Our Strongest Identity

Our Strongest

Identity

This week I will recommend the book Strange New World by Carl Trueman. I've just finished it and I couldn't help share his insight on the influence of our communities and how we see ourselves (our perceived identities). For example, how I relate to my dodgeball team as an included member informs (at least in part) how I perceive myself. However, my social community as an American foreigner is certainly stronger, since it is actual and I don't (yet) have a dodgeball team. Stronger still is my family community that informs my identity as a son, a father and a husband. Our communities tell us much about who we are.

Usually the strongest communities to which we belong are those that we feel reflect our interests best, or simply where we spend the most time. Communities of relatability or convenience are often where we are drawn first.

In the world we live in today, the strongest voices are saying that each individual must determine his or her own identity based entirely on feeling and preference, and is then given an array of options. Most notable today is the "spectrum" of genders. Young persons especially are encouraged to choose without the influence of 'traditional' community identities i.e. male and female.

Christians find themselves on the outside of this new community, often wondering how this development in identity confusion came about. Trueman helps answer that question from a historical perspective on the development of what he calls the "social imaginary", or how society perceives itself, again, I recommend reading the book for a better understanding of what's going on in our schools, governments and neighborhoods, especially in the western world.

Carl Trueman puts it this way,

And the strongest identities I have, forming my strongest intuitions, derive from the strongest communities to which I belong. And that means that the church needs to be the strongest community to which we each belong.
— Carl Trueman, p. 175

Our communion with Christ ought to form our strongest identity. In Him, we are sinners redeemed by God's grace. In Him, we are set free from the power of sin and death. In Him, he is regenerating us, making us new by the Spirit of God alive in us. In Him, we grow in our knowledge and love of God and others through his Spirit and Word. This identity as a Christian actually informs all other identities we have. The irony is that we carry our individualistic perception of self-determinism into the community of Christ rather than submitting to Christ and his community to inform our identity. Unfortunately we cannot have it both ways.
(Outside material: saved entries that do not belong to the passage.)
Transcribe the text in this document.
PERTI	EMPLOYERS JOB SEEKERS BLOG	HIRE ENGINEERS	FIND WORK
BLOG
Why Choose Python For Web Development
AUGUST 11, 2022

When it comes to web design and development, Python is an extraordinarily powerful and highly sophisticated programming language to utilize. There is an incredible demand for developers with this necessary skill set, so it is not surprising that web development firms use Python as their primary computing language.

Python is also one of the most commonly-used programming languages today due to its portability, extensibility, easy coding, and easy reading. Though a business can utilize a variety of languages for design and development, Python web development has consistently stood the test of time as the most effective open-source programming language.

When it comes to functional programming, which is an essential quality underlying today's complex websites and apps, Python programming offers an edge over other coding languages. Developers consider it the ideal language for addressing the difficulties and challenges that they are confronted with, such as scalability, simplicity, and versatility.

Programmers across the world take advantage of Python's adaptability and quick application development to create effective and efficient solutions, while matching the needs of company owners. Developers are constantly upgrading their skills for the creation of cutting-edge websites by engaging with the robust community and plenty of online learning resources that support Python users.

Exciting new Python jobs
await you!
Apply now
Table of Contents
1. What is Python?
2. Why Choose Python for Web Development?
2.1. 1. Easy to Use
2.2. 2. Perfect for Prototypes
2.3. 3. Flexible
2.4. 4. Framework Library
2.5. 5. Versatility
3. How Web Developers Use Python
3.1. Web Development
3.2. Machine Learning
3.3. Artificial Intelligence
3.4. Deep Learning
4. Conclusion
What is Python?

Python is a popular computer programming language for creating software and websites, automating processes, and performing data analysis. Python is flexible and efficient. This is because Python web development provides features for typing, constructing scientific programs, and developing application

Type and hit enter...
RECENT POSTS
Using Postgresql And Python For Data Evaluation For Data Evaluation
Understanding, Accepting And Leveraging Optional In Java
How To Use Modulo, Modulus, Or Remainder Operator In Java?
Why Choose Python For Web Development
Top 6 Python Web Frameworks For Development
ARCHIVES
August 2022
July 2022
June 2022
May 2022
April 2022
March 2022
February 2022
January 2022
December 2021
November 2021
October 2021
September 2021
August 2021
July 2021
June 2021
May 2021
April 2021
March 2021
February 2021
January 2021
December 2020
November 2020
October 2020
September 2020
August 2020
Paul give us the perspective necessary to see our place in the body of Christ,

19 So then you are no longer strangers and aliens, but you are fellow citizens with the saints and members of the household of God, 20 built on the foundation of the apostles and prophets, Christ Jesus himself being the cornerstone, 21 in whom the whole structure, being joined together, grows into a holy temple in the Lord. 22 In him you also are being built together into a dwelling place for God by the Spirit
— Ephesians 2:19–22

Our identity in Christ is inseparable from our identity in his community. Therefore Paul says,

...do not be foolish, but understand what the will of the Lord is. ...submitting to one another out of reverence for Christ.
— Ephesians 5:17, 21

How can we as a church continue to emphasize this as our strongest community to which we belong?

I thank the Lord for each of you to whom I can submit and with whom I can enjoy Jesus more.